Pathway to Optical-Cycle Dynamic Photonics: Extreme Electron Temperatures in Transparent Conducting Oxides

TL;DR

This paper reveals that transparent conducting oxides can exhibit ultrafast oscillatory optical responses at extreme electron temperatures, enabling new dynamic photonic applications on the timescale of a single optical cycle.

Contribution

It introduces a mechanism for ultrafast oscillatory dynamics in TCOs and demonstrates a multilayer cavity design supporting sub-cycle transmittance and refractive index oscillations.

Findings

Transmittance oscillations with a period of ~20 fs were achieved.

A TCO electron-acceptor layer enables refractive index changes as short as 9 fs.

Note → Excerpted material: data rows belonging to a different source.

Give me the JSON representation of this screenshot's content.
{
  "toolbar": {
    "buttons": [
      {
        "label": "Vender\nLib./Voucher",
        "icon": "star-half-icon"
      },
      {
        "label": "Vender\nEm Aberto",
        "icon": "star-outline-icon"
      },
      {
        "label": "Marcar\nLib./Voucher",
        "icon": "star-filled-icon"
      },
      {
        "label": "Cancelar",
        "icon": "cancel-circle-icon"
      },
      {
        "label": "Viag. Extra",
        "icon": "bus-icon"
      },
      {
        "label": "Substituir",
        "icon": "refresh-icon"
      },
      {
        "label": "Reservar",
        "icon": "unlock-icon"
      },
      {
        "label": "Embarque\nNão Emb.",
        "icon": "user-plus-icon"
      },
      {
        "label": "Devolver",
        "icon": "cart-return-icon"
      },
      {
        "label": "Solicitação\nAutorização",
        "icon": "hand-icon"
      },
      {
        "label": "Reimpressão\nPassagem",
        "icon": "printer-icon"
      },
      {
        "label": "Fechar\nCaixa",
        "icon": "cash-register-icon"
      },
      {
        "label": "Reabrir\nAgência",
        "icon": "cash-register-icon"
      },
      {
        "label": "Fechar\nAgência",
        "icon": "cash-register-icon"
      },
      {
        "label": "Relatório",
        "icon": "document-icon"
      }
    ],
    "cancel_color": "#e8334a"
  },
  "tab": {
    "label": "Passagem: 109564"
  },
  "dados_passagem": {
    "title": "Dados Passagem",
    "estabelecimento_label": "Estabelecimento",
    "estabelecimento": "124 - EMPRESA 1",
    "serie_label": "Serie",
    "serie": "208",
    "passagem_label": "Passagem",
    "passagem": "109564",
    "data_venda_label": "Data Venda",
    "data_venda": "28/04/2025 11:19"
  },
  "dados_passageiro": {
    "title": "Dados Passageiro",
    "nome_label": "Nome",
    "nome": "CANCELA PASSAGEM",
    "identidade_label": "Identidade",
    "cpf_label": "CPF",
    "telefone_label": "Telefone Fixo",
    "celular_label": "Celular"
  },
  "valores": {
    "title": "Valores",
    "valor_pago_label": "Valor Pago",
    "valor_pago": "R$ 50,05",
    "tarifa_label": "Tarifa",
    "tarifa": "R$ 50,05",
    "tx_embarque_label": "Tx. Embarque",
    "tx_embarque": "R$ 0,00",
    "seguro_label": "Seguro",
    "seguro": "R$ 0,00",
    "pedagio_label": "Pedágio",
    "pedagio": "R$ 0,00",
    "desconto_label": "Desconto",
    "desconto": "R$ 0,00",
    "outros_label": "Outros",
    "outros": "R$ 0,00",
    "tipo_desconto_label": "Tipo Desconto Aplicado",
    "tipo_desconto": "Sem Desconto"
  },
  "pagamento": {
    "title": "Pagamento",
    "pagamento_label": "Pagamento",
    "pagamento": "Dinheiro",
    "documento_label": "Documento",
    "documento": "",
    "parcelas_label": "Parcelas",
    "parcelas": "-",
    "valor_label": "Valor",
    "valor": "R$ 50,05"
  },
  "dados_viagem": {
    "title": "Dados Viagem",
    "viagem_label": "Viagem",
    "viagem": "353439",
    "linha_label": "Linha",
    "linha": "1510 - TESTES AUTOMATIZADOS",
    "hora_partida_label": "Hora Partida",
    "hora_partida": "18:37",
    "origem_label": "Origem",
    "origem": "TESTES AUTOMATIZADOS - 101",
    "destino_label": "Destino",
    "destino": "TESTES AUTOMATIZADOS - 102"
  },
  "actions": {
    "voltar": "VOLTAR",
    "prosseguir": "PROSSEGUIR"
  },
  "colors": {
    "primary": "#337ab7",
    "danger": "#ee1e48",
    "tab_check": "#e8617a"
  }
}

TCO-based thermionic carrier injection can create time-varying photonic media.

Abstract

We find that transparent conducting oxides (TCOs) exhibit oscillatory (sign-reversing) dynamics on a few optical cycle timescale under extreme electron temperatures. We demonstrate a mechanism for such transient dynamics and present an inverse-designed multilayer cavity incorporating an ultrathin TCO layer that supports the oscillatory behavior. This approach yields transmittance oscillations with a period of ~20 fs, which corresponds to three optical cycles of the probe beam. To achieve a similar oscillatory modulation in the refractive index, we incorporate a TCO electron-acceptor layer on top of the inverse-designed cavity, enabling thermionic carrier injection at the TCO heterojunction. The resulting acceptor layer achieves a striking {\Delta}n response time as short as 9 fs, approaching a single optical cycle, and is further tunable to sub-cycle timescales. The findings not only clarify the elusive transient physics in TCOs but also demonstrate, for the first time, the critical role of electron temperatures in driving oscillatory dynamic responses. More broadly, we establish TCO-based thermionic carrier injection as a practical route to novel time-varying photonic media operating on the timescale of an optical cycle, enabling time-reflection, time-refraction, and related dynamic phenomena from the visible to the infrared.